MEDEMBLIK – Het is een jaar geleden dat het coronavirus zijn intrede deed in Nederland. Het raakte de hele samenleving, en daarmee ook de gehandicaptensector. De instellingen gingen dicht voor bezoekers, dagbesteding werd stopgezet en werd op zijn best in de woonomgeving van cliënten beperkt voortgezet. Ouders haalden hun kind weer in huis. Contact met cliënten in instellingen werd gelegd vanachter een mond-neusmasker, met handschoenen aan, in de buitenlucht. Whatsapp, Zoom en Teams beleefden gouden tijden.
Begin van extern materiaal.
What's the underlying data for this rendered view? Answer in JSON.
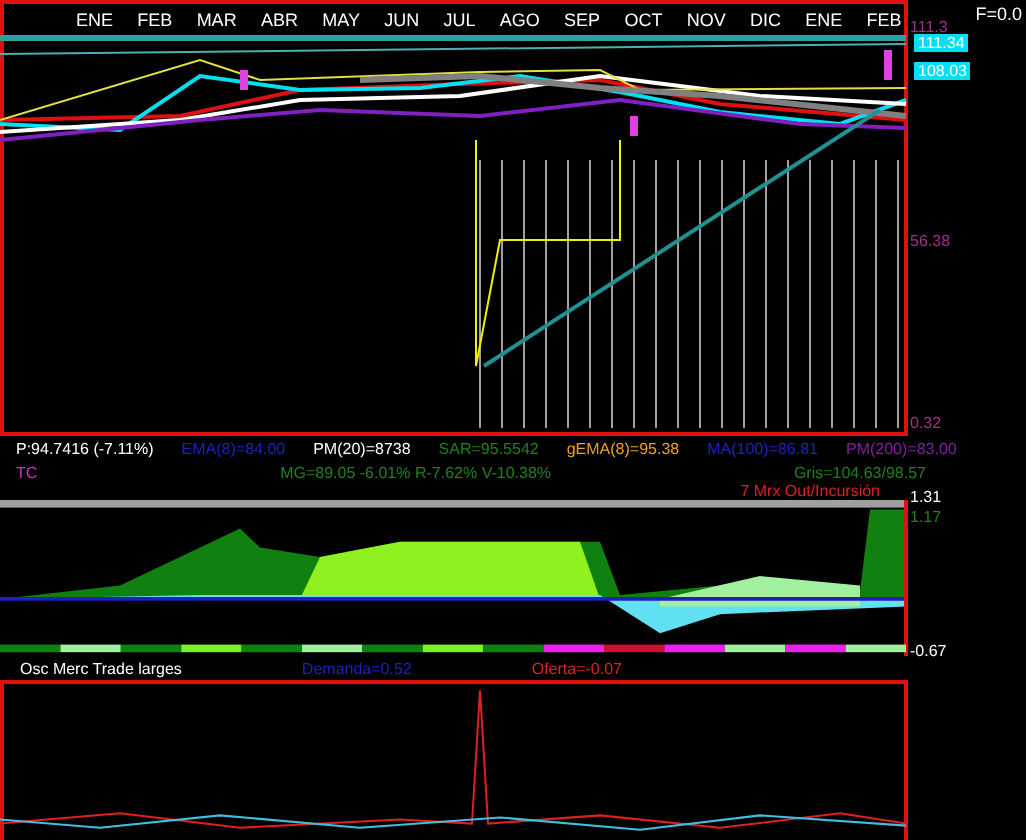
{
  "price_panel": {
    "months": [
      "ENE",
      "FEB",
      "MAR",
      "ABR",
      "MAY",
      "JUN",
      "JUL",
      "AGO",
      "SEP",
      "OCT",
      "NOV",
      "DIC",
      "ENE",
      "FEB"
    ],
    "factor": "F=0.0",
    "axis_labels": [
      {
        "text": "111.3",
        "kind": "plain",
        "color": "#a0308c"
      },
      {
        "text": "111.34",
        "kind": "boxed",
        "color": "#00e0f0"
      },
      {
        "text": "108.03",
        "kind": "boxed",
        "color": "#00e0f0"
      },
      {
        "text": "56.38",
        "kind": "plain",
        "color": "#a0308c"
      },
      {
        "text": "0.32",
        "kind": "plain",
        "color": "#a0308c"
      }
    ]
  },
  "indicators_row_1": [
    {
      "text": "P:94.7416 (-7.11%)",
      "color": "#ffffff"
    },
    {
      "text": "EMA(8)=84.00",
      "color": "#2020c0"
    },
    {
      "text": "PM(20)=8738",
      "color": "#ffffff"
    },
    {
      "text": "SAR=95.5542",
      "color": "#208020"
    },
    {
      "text": "gEMA(8)=95.38",
      "color": "#f0a020"
    },
    {
      "text": "MA(100)=86.81",
      "color": "#2020c0"
    },
    {
      "text": "PM(200)=83.00",
      "color": "#8020a0"
    }
  ],
  "indicators_row_2": [
    {
      "text": "TC",
      "color": "#d030d0"
    },
    {
      "text": "MG=89.05 -6.01% R-7.62% V-10.38%",
      "color": "#208020"
    },
    {
      "text": "Gris=104.63/98.57",
      "color": "#208020"
    }
  ],
  "oscillator_panel": {
    "title": "7 Mrx Out/Incursión",
    "axis_labels": [
      {
        "text": "1.31",
        "color": "#ffffff"
      },
      {
        "text": "1.17",
        "color": "#208020"
      },
      {
        "text": "-0.67",
        "color": "#ffffff"
      }
    ]
  },
  "trade_panel": {
    "labels": [
      {
        "text": "Osc Merc Trade larges",
        "color": "#ffffff"
      },
      {
        "text": "Demanda=0.52",
        "color": "#2020c0"
      },
      {
        "text": "Oferta=-0.07",
        "color": "#e02020"
      }
    ]
  }
}
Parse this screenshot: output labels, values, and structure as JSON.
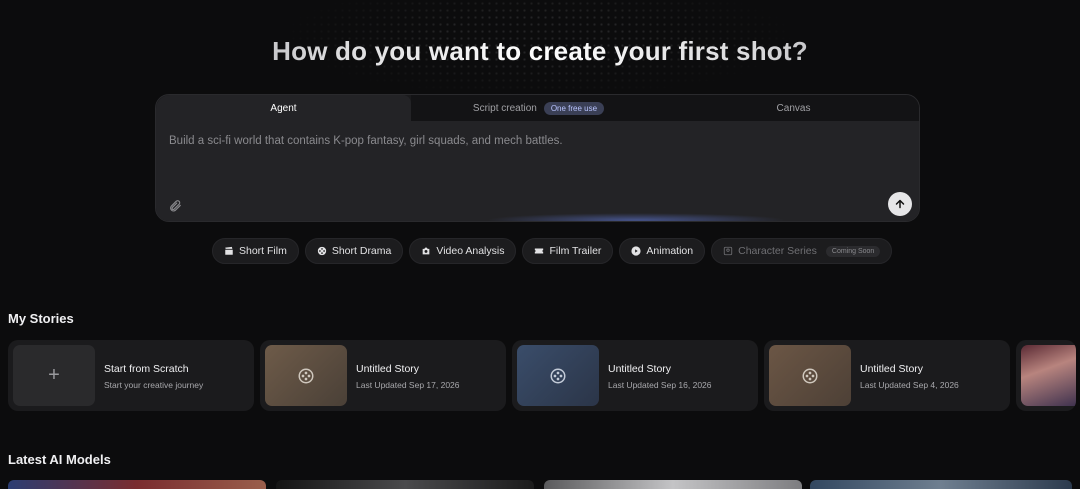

,,We weten maar weinig van wat er achter de voordeur bij mensen met beperkingen gebeurt. Dat is als zodanig een groot goed. Maar er zijn veel aanwijzingen dat mensen met een verstandelijke beperking en hun naasten zich niet gezien voelden in de coronatijd. En dat ze angst, eenzaamheid, doelloosheid, gebrek aan structuur in hun leven ervaren hebben en nog steeds ervaren,” zegt Henk Nies, Directeur Strategie en Ontwikkeling bij Vilans.
Henk Nies: ,,Mensen die zelfstandig wonen, met beperkte ondersteuning vormen een bijzondere risicogroep omdat hun problemen te gemakkelijk onzichtbaar kunnen blijven voor hulpverleners en instanties. Niet kunnen deelnemen aan maatschappelijke activiteiten, zoals onderwijs en werk tikt dan hard aan. Maar ook weer bij de ouders thuis wonen, is niet altijd een succes. Hier ligt een opgave om met gemeenten, het sociaal domein en de gehandicaptenzorg om na te gaan waar verbetering mogelijk is.”